Indigenous Peoples and Human Rights

October 25, 2014

Beatings and Shame: Native Americans Testify at Boarding School Tribunal

By Brenda Norrell
GREEN BAY, Wisconsin -- The testimony of Native Americans who were beaten in boarding schools concluded on Friday, during the three day Boarding School Tribunal here. Native Americans described being kidnapped from their families and not seeing them for years, while they endured severe beatings and starvation in boarding schools operated by the governments of the United States and Canada and religious organizations.
Imprisoned activist Leonard Peltier’s written statement was read into the record, describing the way he was kidnapped and beaten in boarding school.
Madonna Thunder Hawk shared the story of a Lakota elder from Cheyenne River in South Dakota. At four years old, he was thrown against the wall repeatedly until his bones were broken for wetting the bed in boarding school. Now, he is over 70 years old and his back is still scarred from the beatings there.
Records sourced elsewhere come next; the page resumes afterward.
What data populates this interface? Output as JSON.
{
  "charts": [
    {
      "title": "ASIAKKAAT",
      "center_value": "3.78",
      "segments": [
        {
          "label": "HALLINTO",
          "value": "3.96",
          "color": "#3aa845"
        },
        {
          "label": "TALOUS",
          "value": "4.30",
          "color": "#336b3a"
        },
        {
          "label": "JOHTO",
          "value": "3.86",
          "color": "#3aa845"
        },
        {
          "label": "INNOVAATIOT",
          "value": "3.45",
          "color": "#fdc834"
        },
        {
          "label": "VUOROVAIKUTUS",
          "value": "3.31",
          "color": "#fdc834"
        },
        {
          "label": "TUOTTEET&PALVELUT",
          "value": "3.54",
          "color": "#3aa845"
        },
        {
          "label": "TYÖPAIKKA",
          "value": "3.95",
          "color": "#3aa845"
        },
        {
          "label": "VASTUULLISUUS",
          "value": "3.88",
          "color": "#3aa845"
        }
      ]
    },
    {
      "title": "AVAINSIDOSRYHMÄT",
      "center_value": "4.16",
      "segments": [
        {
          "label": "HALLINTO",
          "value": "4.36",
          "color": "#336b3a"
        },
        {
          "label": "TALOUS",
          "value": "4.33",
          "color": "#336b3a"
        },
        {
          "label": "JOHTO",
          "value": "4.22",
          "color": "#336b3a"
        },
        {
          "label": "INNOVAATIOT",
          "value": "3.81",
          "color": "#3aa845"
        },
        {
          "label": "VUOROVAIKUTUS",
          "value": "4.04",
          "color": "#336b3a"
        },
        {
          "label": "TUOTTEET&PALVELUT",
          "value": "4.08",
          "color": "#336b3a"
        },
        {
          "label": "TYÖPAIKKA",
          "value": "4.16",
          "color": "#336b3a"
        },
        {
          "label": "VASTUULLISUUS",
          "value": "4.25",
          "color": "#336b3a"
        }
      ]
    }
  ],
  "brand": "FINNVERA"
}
Bill Means, Lakota, described how his father’s job was to care for the horses in boarding schools. One of his friends was beaten to death by the school staff when one of the horses ran into barbed wire as the boys tried to catch him.
Roxanna Banguis, Ed.D., Tlingit, Haida and Sechelt, said her mother told her that there were constant beatings in the boarding school in Sechelt B.C. When the school partially burned down, skeletons of babies were found in the walls.
"The sexual molesters, the predators, found a job where they can abuse children."
"The worst is the baby skeletons they found in those walls. We don't know if those were Native Americans, or from the nuns." She said the nuns were not celibate.
One young man from Michigan described being raped by a priest at the age of five, the blood running down his leg, and the trauma remaining for the rest of his life.
Grand Chief Terrance Nelson of the Southern Chiefs Organization described how shame and beatings were used in the psychology of control at boarding schools.  
Native children in the US and Canada were beaten and shamed when they spoke their own language, the only language they knew.
Dennis Banks, Anishinaabe, discussed the revitalization of the American Indian Movement. Banks announced a walk across America for Freedom for Leonard Peltier, beginning in Alcatraz in February and concluding in Washington DC in July 2015.
Dorothy Ninham, organizer of the Tribunal, urged a class action lawsuit against the US government and churches.
The Boarding Schools Tribunal in Green Bay, Oct. 22 -- 24, was the second annual Tribunal. The first Tribunal last year focused on Leonard Peltier and Indigenous Rights.